The first way to do this is to bind all predicates in the model to the database:
blip-obd -debug sql -r obd/pkb2 -sqlbind ontol_db:all -sqlbind metadata_db:all findall "(class(X,'Mouse'),class(Y,'Human'),class_pair_subclass_lca(X,Y,A))" -select A -label
blip-obd is an alias for blip -u ontol_db -u blipkit_sql -u ontol_sqlmap_obd
ontol_sqlmap_obd.pro contains mappings between ontol_db model facts and the obd schema.
For example:
ontol_db:subclassT(X,Y) <- node(XI,X,_,_),link(XI,RI,YI,_),node(YI,Y,_,_),node(RI,'OBO_REL:is_a',_,_),\+ (XI=YI).
The tables 'node' and 'link' are used for classes and transitive reflexive relationships in OBD. We have to specify extra joins here as like many relational databases this uses internal integer surrogate keys. We don't want to expose these at the ontol_db model level, so they are hidden in the mapping.
We use sqlbind/2 to use all mappings in the sqlmap module.
Note that this results in class_pair_subclass_lca/3 being rewritten to a goal that executes a SQL query. This is done entirely automatically by examining the prolog rule - there is no human-specified mapping for this rule. The resulting SQL query is quite large and uses a SELECT .. WHERE NOT EXISTS ... pattern with lots of joins. In theory the RDBMS should be able to optimize this, but if not we have the option of more fine grained control over what gets rewritten to SQL.
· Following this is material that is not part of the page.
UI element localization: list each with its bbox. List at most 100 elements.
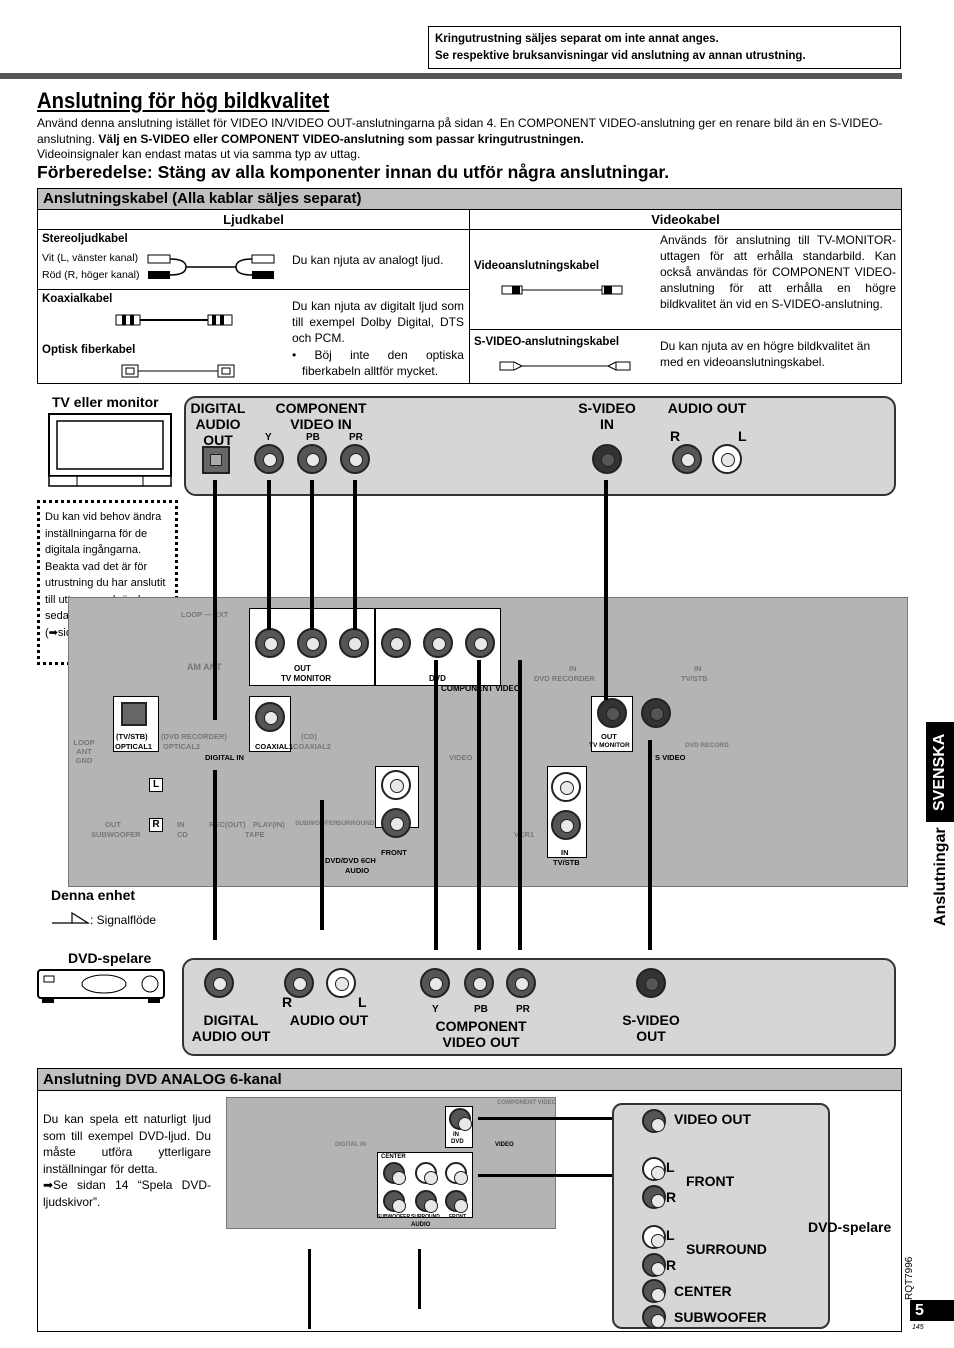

(we also map entity_label/2 to the database, to fetch class labels from there too. The label fetching is done iteratively here but it could easily be folded into the main query)
The following only rewrites the transitive subclass predicates. class_pair_subclass_lca/3 is executed by the prolog engine:
blip-obd -debug sql -r obd/pkb2 -sqlbind ontol_db:class/1 -sqlbind ontol_db:subclassT/2 -sqlbind ontol_db:subclassRT/2 -sqlbind metadata_db:all findall "(class(X,'Mouse'),class(Y,'Human'),class_pair_subclass_lca(X,Y,A))" -select A -label
This results in multiple individual subclassT/2 and subclassRT/ queries being executed. All CAs are checked until one that is the LCA is found. This more procedural approach may be less efficient, but it is less dependent on database join optimization.